Another reagent which made a splash for a while is fluorescamine, a reagent developed at Hoffman-LaRoche which gives a fluorescent product with primary amines.  This can be very sensitive, but of course cannot be used in amine buffers such as Tris, and in my experience fluorescent impurities are a problem.  It and similar reagents such as o-phthalaldehyde find their best use as replacements for ninhydrin in measuring free amino acids in amino acid analysis (the determina­tion of the amino acid composition of a protein), which is really the most absolute determination of protein concentration - you can add up the amounts of all the amino acids present and calculate the protein concentration - but too expensive and equipment-intensive for routine use.  Where amino acid analysis is important is in measuring chemical modification of the protein; it is generally easy to meas­ure the amount of modification, more difficult to measure the molar concentra­tion of the protein exactly in order to determine moles modification/mole protein.

A couple of older methods should be mentioned.  Turbidimetry - the optical density (not absorbance) of a cloudy suspension of protein denatured with TCA or other acids - used to be used, but hardly ever is since the development of the Low­ry method.  It is linear over only a fairly narrow range, dependent on very careful control of conditions, and not very sensitive.  I probably mention it only because we did it in a lab when I was a graduate student.  Kjeldahl nitrogen determination - reduction of essentially all nitrogen in a sample to ammonia, which is distilled and measured by titration or the Nessler reaction - is ancient and highly non-specific, but useful under one condition (not likely to be of interest to people in this course): when the sample is highly insoluble, as for protein content of seeds.  One could certainly use basic hydrolysis and ninhydrin here.
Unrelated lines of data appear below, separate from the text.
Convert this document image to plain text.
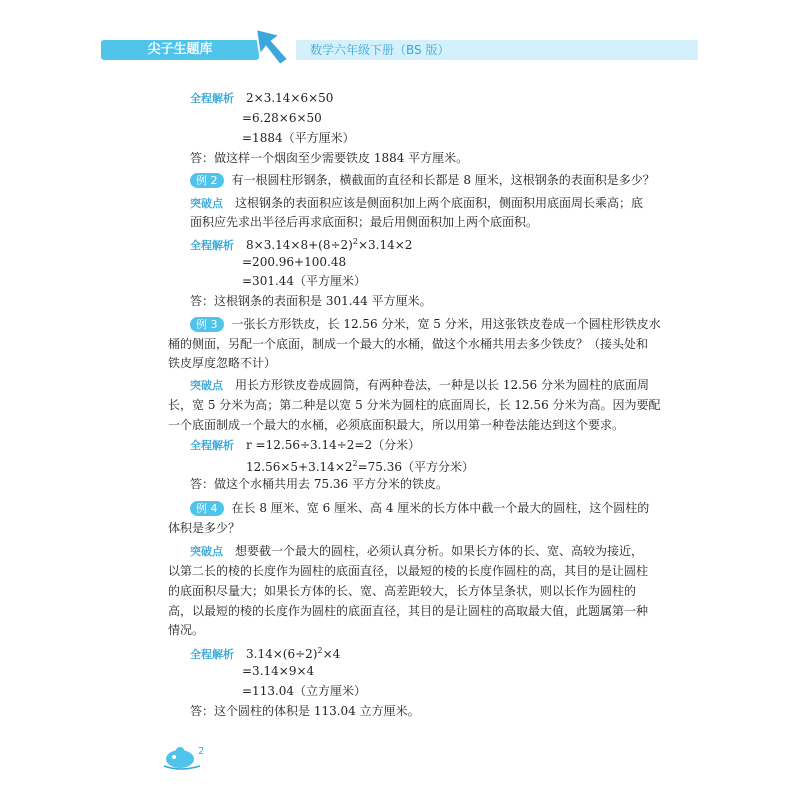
尖子生题库	数学六年级下册（BS 版）
全程解析 2×3.14×6×50
=6.28×6×50
=1884（平方厘米）
答：做这样一个烟囱至少需要铁皮 1884 平方厘米。
例 2 有一根圆柱形钢条，横截面的直径和长都是 8 厘米，这根钢条的表面积是多少？
突破点 这根钢条的表面积应该是侧面积加上两个底面积，侧面积用底面周长乘高；底
面积应先求出半径后再求底面积；最后用侧面积加上两个底面积。
全程解析 $8\times 3.14\times 8+(8\div 2)^2\times 3.14\times 2$
=200.96+100.48
=301.44（平方厘米）
答：这根钢条的表面积是 301.44 平方厘米。
例 3 一张长方形铁皮，长 12.56 分米，宽 5 分米，用这张铁皮卷成一个圆柱形铁皮水
桶的侧面，另配一个底面，制成一个最大的水桶，做这个水桶共用去多少铁皮？（接头处和
铁皮厚度忽略不计）
突破点 用长方形铁皮卷成圆筒，有两种卷法，一种是以长 12.56 分米为圆柱的底面周
长，宽 5 分米为高；第二种是以宽 5 分米为圆柱的底面周长，长 12.56 分米为高。因为要配
一个底面制成一个最大的水桶，必须底面积最大，所以用第一种卷法能达到这个要求。
全程解析 r =12.56÷3.14÷2=2（分米）
$12.56\times 5+3.14\times 2^2=75.36$（平方分米）
答：做这个水桶共用去 75.36 平方分米的铁皮。
例 4 在长 8 厘米、宽 6 厘米、高 4 厘米的长方体中截一个最大的圆柱，这个圆柱的
体积是多少？
突破点 想要截一个最大的圆柱，必须认真分析。如果长方体的长、宽、高较为接近，
以第二长的棱的长度作为圆柱的底面直径，以最短的棱的长度作圆柱的高，其目的是让圆柱
的底面积尽量大；如果长方体的长、宽、高差距较大，长方体呈条状，则以长作为圆柱的
高，以最短的棱的长度作为圆柱的底面直径，其目的是让圆柱的高取最大值，此题属第一种
情况。
全程解析 $3.14\times(6\div 2)^2\times 4$
=3.14×9×4
=113.04（立方厘米）
答：这个圆柱的体积是 113.04 立方厘米。
2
The article by Stoschak in Methods in Enzymology vol. 182 includes a method she devised using colloidal gold.  I have no experience with this; it seems to be extremely sensitive but also dependent on careful control of conditions.
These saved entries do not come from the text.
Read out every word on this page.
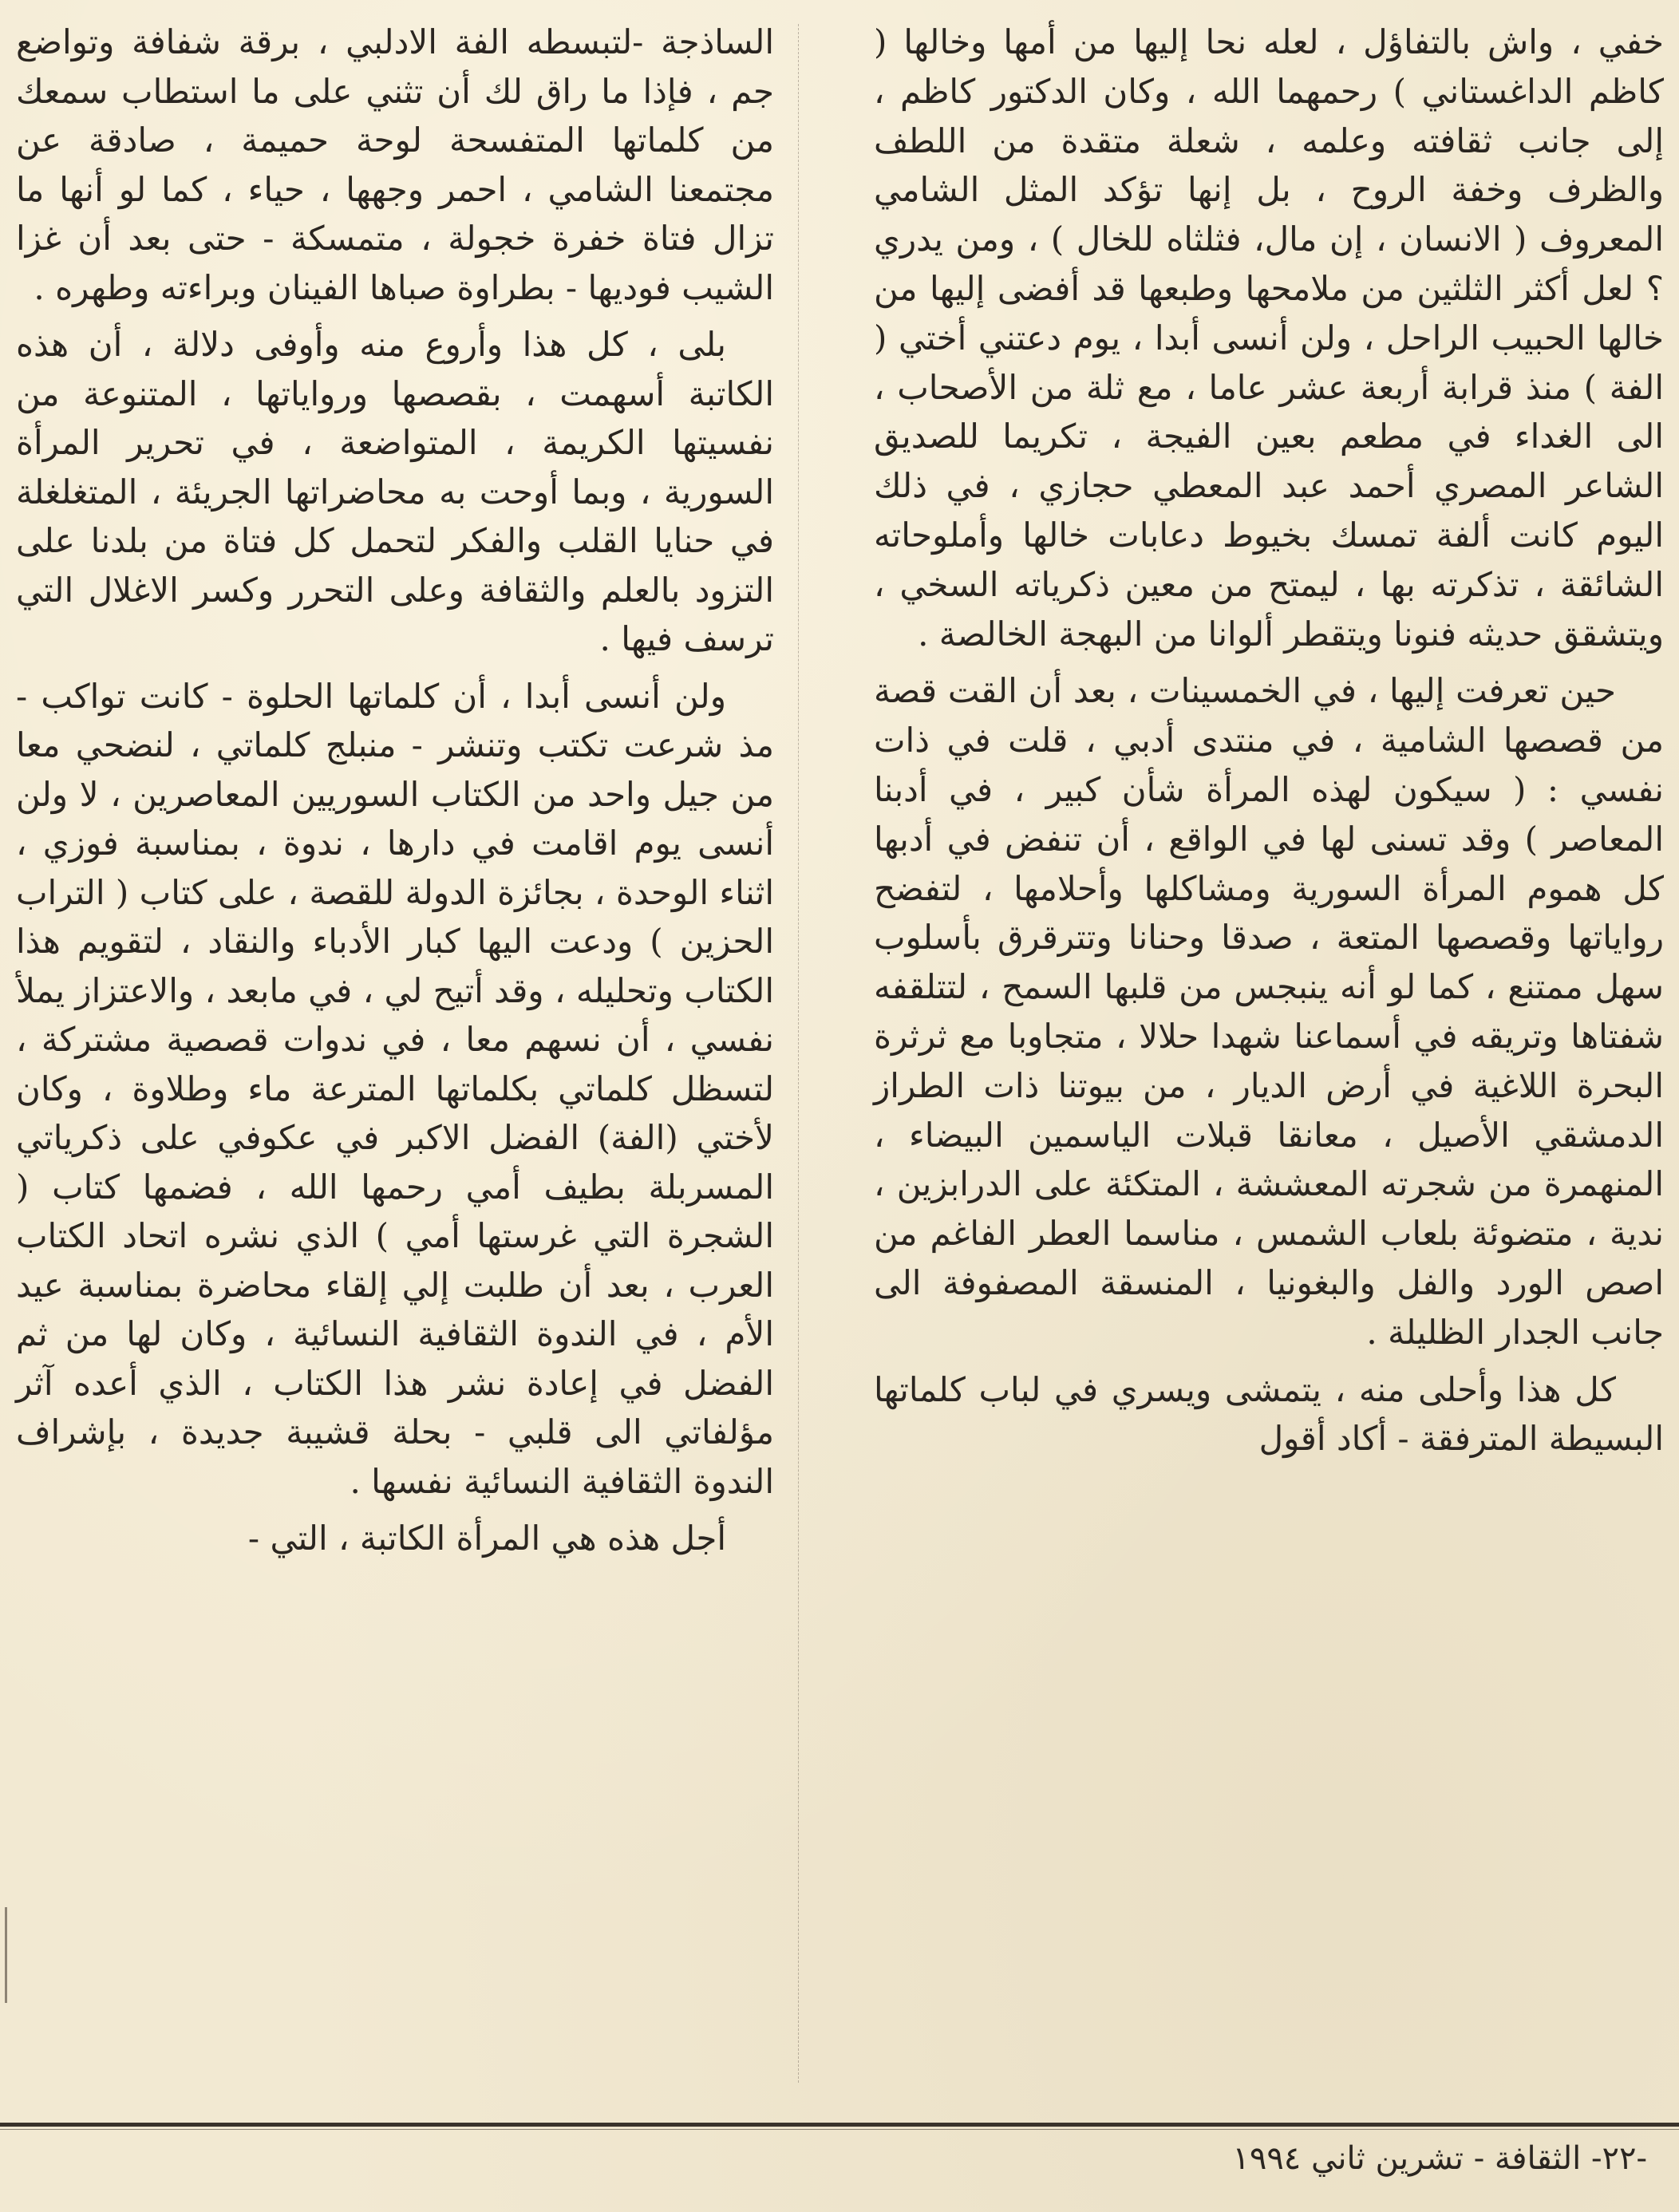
خفي ، واش بالتفاؤل ، لعله نحا إليها من أمها وخالها ( كاظم الداغستاني ) رحمهما الله ، وكان الدكتور كاظم ، إلى جانب ثقافته وعلمه ، شعلة متقدة من اللطف والظرف وخفة الروح ، بل إنها تؤكد المثل الشامي المعروف ( الانسان ، إن مال، فثلثاه للخال ) ، ومن يدري ؟ لعل أكثر الثلثين من ملامحها وطبعها قد أفضى إليها من خالها الحبيب الراحل ، ولن أنسى أبدا ، يوم دعتني أختي ( الفة ) منذ قرابة أربعة عشر عاما ، مع ثلة من الأصحاب ، الى الغداء في مطعم بعين الفيجة ، تكريما للصديق الشاعر المصري أحمد عبد المعطي حجازي ، في ذلك اليوم كانت ألفة تمسك بخيوط دعابات خالها وأملوحاته الشائقة ، تذكرته بها ، ليمتح من معين ذكرياته السخي ، ويتشقق حديثه فنونا ويتقطر ألوانا من البهجة الخالصة .

حين تعرفت إليها ، في الخمسينات ، بعد أن القت قصة من قصصها الشامية ، في منتدى أدبي ، قلت في ذات نفسي : ( سيكون لهذه المرأة شأن كبير ، في أدبنا المعاصر ) وقد تسنى لها في الواقع ، أن تنفض في أدبها كل هموم المرأة السورية ومشاكلها وأحلامها ، لتفضح رواياتها وقصصها المتعة ، صدقا وحنانا وتترقرق بأسلوب سهل ممتنع ، كما لو أنه ينبجس من قلبها السمح ، لتتلقفه شفتاها وتريقه في أسماعنا شهدا حلالا ، متجاوبا مع ثرثرة البحرة اللاغية في أرض الديار ، من بيوتنا ذات الطراز الدمشقي الأصيل ، معانقا قبلات الياسمين البيضاء ، المنهمرة من شجرته المعششة ، المتكئة على الدرابزين ، ندية ، متضوئة بلعاب الشمس ، مناسما العطر الفاغم من اصص الورد والفل والبغونيا ، المنسقة المصفوفة الى جانب الجدار الظليلة .

كل هذا وأحلى منه ، يتمشى ويسري في لباب كلماتها البسيطة المترفقة - أكاد أقول

الساذجة -لتبسطه الفة الادلبي ، برقة شفافة وتواضع جم ، فإذا ما راق لك أن تثني على ما استطاب سمعك من كلماتها المتفسحة لوحة حميمة ، صادقة عن مجتمعنا الشامي ، احمر وجهها ، حياء ، كما لو أنها ما تزال فتاة خفرة خجولة ، متمسكة - حتى بعد أن غزا الشيب فوديها - بطراوة صباها الفينان وبراءته وطهره .

بلى ، كل هذا وأروع منه وأوفى دلالة ، أن هذه الكاتبة أسهمت ، بقصصها ورواياتها ، المتنوعة من نفسيتها الكريمة ، المتواضعة ، في تحرير المرأة السورية ، وبما أوحت به محاضراتها الجريئة ، المتغلغلة في حنايا القلب والفكر لتحمل كل فتاة من بلدنا على التزود بالعلم والثقافة وعلى التحرر وكسر الاغلال التي ترسف فيها .

ولن أنسى أبدا ، أن كلماتها الحلوة - كانت تواكب - مذ شرعت تكتب وتنشر - منبلج كلماتي ، لنضحي معا من جيل واحد من الكتاب السوريين المعاصرين ، لا ولن أنسى يوم اقامت في دارها ، ندوة ، بمناسبة فوزي ، اثناء الوحدة ، بجائزة الدولة للقصة ، على كتاب ( التراب الحزين ) ودعت اليها كبار الأدباء والنقاد ، لتقويم هذا الكتاب وتحليله ، وقد أتيح لي ، في مابعد ، والاعتزاز يملأ نفسي ، أن نسهم معا ، في ندوات قصصية مشتركة ، لتسظل كلماتي بكلماتها المترعة ماء وطلاوة ، وكان لأختي (الفة) الفضل الاكبر في عكوفي على ذكرياتي المسربلة بطيف أمي رحمها الله ، فضمها كتاب ( الشجرة التي غرستها أمي ) الذي نشره اتحاد الكتاب العرب ، بعد أن طلبت إلي إلقاء محاضرة بمناسبة عيد الأم ، في الندوة الثقافية النسائية ، وكان لها من ثم الفضل في إعادة نشر هذا الكتاب ، الذي أعده آثر مؤلفاتي الى قلبي - بحلة قشيبة جديدة ، بإشراف الندوة الثقافية النسائية نفسها .

أجل هذه هي المرأة الكاتبة ، التي -

-٢٢- الثقافة - تشرين ثاني ١٩٩٤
To summarize: one normally uses the Lowry or Coomassie Blue method on each defined stage of a purification, though one probably uses UV absorbance on column chromatographic fractions.  But it is good to know a lot of possible meth­ods, because you may have reason to use another under some specific condition, such as when you need to know the molar concentration of your protein, or when you have modified amino acids that react in your usual method.